Il richiamo è all'odierna tardiva rivalutazione del sapere, sopratutto di quello scientifico, in un recente passato mortificato dai continui tagli alla ricerca, all'università e a tutto il sistema formativo, dal: “con la cultura non si mangia”, dal de potenziamento del welfare, dagli sbeffeggiati “Professoroni”, tutto in nome del primato dell'interesse economico su salute e sicurezza per riportare la politica alle sue responsabilità. Oggi si nomina una task force, terribile temine militare che evoca violenza senza regole, per sostituirsi al governo nel dirigere la fase due, formata da professoroni comandati da un uomo che, in un’intervista, si è vantato di “aver sistemato la Grecia” e che sostiene il suo business del 5g perché permetterà a «Sistemi medici di avere in tempo reale le condizioni di una persona e iniettare o magari rilasciare una sostanza medica che è necessaria per le condizioni della salute... cioè si potrà fare tutto in remoto quasi istantaneamente». Uno spaventoso TSO trattamento sanitario obbligatorio gestito dalla tecnologia!
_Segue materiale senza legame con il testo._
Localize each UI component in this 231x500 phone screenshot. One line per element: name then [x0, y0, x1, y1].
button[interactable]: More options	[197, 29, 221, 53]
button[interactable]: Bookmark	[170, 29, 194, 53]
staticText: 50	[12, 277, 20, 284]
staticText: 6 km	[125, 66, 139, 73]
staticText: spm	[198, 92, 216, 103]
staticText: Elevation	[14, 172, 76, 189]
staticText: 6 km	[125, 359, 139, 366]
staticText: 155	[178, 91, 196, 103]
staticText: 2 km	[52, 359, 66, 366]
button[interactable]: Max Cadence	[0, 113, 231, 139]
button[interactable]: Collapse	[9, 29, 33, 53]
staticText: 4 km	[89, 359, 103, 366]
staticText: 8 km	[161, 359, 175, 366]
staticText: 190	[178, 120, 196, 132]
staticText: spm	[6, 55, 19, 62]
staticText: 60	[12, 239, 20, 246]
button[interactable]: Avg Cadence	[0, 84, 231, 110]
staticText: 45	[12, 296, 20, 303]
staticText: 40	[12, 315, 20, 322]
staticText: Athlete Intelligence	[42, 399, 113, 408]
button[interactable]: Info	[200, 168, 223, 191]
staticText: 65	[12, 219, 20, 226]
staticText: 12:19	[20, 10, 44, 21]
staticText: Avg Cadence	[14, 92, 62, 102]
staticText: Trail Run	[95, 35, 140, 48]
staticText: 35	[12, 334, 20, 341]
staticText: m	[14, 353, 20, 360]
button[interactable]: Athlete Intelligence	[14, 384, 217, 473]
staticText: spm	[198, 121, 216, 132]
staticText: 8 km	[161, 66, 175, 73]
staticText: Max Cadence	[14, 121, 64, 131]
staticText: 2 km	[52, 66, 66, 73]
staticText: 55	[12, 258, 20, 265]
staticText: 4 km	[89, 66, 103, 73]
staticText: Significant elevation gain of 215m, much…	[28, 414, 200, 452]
Il futuro immaginato dalla letteratura del secolo scorso, è diventato il presente.

Un libro da leggere perché il sapere e la memoria sono i soli veri vaccini contro le catastrofi umane.

La rievocazione ha il fine preciso di raccontare l’emergenza e soppesare i comportamenti razionali e irrazionali del corpo sociale, in modo da consegnare ai posteri un resoconto dettagliato che faccia da pietra di paragone.

Karl Marx scrisse:
La storia si ripete sempre due volte: la prima volta come tragedia, la seconda come farsa.